Lance is confronted by Nora, who tells him an unseen assailant strangled her and left her for dead. In light of Annabelle’s warnings, they both suspect Frederick. He tells her to remain out of sight so that her attacker will still think her dead. Hearing a scream, Lance and David find Annabelle’s corpse, suspended to suggest she hanged herself, but the absence of a perch immediately arouses suspicions of murder. To survive the night, Lance and David propose that everyone stay in their rooms and shoot anyone who enters; thus the innocents will have no reason to leave their rooms, and the killer must stay put or admit his guilt.
Nora is chased from her room into the basement by Annabelle’s ghost. Aroused by the ghostly sounds, David concludes that the killer is about and proposes he and Frederick split up to search the house. Lance uncovers a secret room at the end of the second-floor hall, but once he enters the door shuts behind him, trapping him. David instead meets with Annabelle, who had faked her death using a hanging harness and sedatives. Secretly lovers, the two of them have orchestrated the various mishaps in order to manipulate Nora into killing Frederick. Nora, seeing Frederick enter the basement with a gun in his hand, does indeed shoot him. After she flees, David slips in to dispose of Frederick’s body in the vat of acid.
Annabelle walks to the basement to confirm her husband is dead. A skeleton rises from the acid, accuses her in Frederick’s voice, and shoves her into the vat. Frederick emerges from the shadows, holding the puppeteer control unit that he used to manipulate the skeleton and revealing he had known their plot all along.
After Nora, Watson and Ruth release Lance from the secret room, Nora tells them that she shot Frederick. When they arrive in the cellar, Frederick explains that he loaded her gun with blanks, that his wife and David plotted to kill him, and that they both met their end in the vat of acid. He implies that he will claim self-defense and, although responsible for their deaths, will not be convicted. Watson remains convinced the house is haunted, with David and Annabelle now added to its ranks of ghosts, and that he will be the next victim.

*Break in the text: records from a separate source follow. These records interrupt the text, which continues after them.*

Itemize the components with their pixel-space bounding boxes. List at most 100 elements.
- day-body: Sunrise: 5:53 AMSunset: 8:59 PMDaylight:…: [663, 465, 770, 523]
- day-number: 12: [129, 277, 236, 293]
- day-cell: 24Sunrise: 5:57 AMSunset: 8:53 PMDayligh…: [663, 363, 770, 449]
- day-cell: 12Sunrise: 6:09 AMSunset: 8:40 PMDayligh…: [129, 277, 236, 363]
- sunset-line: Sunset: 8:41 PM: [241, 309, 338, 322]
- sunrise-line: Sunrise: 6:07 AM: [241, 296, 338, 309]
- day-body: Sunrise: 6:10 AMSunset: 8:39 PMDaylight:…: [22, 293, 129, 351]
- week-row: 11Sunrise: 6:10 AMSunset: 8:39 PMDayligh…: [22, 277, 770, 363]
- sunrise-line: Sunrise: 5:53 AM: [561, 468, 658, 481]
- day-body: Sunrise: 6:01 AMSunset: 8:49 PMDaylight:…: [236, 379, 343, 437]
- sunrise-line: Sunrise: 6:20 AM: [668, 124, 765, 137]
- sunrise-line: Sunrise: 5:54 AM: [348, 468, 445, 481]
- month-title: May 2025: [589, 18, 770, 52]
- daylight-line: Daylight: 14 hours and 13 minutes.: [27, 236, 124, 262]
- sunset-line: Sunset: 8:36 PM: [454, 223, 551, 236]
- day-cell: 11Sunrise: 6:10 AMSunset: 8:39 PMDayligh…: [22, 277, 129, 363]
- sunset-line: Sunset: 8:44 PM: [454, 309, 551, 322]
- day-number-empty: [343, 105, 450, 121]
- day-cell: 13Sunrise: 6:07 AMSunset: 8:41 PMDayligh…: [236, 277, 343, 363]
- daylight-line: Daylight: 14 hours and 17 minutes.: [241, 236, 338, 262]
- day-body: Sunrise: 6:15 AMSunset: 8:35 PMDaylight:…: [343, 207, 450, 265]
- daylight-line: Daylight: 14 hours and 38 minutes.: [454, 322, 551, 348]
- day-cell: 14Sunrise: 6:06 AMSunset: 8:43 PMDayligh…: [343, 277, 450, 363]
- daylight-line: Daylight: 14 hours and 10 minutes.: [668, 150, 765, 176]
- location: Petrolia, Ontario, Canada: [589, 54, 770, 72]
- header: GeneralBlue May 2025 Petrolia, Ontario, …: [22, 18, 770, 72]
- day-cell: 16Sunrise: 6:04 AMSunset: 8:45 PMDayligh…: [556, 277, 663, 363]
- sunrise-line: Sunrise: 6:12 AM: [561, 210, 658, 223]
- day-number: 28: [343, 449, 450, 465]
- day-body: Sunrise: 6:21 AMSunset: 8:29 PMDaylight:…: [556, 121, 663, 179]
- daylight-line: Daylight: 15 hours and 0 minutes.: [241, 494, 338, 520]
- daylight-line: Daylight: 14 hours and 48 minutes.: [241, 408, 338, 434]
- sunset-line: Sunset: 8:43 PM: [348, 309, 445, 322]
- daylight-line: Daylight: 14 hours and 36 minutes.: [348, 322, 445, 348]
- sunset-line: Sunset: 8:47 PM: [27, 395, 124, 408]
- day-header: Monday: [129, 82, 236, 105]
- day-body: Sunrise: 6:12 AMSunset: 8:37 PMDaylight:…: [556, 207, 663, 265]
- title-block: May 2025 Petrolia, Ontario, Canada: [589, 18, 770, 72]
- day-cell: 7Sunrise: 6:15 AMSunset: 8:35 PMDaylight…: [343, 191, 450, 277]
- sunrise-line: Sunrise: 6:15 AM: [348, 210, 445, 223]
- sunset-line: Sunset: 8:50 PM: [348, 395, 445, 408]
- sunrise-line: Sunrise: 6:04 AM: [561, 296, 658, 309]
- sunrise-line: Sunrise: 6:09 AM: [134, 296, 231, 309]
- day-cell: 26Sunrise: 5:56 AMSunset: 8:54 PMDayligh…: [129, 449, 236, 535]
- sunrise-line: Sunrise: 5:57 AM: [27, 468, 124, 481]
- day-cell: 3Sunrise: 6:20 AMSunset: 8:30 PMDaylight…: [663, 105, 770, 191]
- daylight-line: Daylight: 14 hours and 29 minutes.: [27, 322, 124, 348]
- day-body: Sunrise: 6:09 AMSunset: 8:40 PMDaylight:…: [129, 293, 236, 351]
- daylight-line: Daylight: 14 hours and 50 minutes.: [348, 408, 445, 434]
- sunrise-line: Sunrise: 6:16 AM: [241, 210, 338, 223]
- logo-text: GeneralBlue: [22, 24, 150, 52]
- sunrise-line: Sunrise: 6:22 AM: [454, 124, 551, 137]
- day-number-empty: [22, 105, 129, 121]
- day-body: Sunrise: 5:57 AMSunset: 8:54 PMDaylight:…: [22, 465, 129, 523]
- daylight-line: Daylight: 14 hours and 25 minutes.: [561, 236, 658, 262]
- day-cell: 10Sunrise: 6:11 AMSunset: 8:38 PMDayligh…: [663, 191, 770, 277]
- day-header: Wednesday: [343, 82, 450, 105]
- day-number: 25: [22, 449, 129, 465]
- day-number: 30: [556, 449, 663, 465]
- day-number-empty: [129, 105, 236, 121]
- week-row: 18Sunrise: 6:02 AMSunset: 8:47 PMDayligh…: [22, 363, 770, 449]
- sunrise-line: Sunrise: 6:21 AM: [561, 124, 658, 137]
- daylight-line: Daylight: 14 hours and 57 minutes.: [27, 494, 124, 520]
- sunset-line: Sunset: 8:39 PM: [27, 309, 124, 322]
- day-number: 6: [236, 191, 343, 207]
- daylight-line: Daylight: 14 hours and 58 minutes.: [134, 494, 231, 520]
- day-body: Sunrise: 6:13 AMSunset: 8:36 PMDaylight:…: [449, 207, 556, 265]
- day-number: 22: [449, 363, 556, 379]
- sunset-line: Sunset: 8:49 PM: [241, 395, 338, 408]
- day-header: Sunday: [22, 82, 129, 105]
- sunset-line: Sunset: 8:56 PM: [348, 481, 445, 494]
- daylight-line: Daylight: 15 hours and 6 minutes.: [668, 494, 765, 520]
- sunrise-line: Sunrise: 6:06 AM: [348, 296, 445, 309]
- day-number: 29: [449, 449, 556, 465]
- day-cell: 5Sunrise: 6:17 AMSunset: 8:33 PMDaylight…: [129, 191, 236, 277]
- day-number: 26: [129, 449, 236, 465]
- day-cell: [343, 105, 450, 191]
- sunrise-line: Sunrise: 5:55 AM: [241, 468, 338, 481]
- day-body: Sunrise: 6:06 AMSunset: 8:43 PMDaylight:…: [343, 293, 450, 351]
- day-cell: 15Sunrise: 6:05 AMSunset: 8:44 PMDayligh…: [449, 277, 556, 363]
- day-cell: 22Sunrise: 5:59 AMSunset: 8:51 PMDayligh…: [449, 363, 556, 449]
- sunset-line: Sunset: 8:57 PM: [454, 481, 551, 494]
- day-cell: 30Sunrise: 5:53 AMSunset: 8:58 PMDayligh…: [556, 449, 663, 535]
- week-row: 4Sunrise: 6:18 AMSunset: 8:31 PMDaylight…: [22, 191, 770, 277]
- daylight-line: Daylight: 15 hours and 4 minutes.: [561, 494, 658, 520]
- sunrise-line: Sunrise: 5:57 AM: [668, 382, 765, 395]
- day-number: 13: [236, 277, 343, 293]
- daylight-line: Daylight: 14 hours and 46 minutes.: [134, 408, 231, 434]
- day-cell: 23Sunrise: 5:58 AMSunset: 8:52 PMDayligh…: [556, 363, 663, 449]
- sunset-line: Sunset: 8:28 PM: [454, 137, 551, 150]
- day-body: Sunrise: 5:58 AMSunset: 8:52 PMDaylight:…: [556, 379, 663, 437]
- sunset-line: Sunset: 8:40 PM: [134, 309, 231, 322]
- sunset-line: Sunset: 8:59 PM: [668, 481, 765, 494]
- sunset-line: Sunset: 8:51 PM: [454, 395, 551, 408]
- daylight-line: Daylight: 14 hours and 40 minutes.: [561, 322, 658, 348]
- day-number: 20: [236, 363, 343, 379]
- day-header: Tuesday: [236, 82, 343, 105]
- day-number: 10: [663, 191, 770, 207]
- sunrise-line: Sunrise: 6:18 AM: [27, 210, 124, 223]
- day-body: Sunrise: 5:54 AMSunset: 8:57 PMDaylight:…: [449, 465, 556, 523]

The Frank Lloyd Wright house, used for the exterior of this film, is in my neighborhood. It used to be maintained by the city but L. A. pulled the funding in the 1990’s. The house fell in such disrepair, it was in danger of sliding down the hilly street it is perched above. Actress Diane Keaton put together a huge funding program to save the house. Thanks to her, and other like-minded people, this historic house was saved!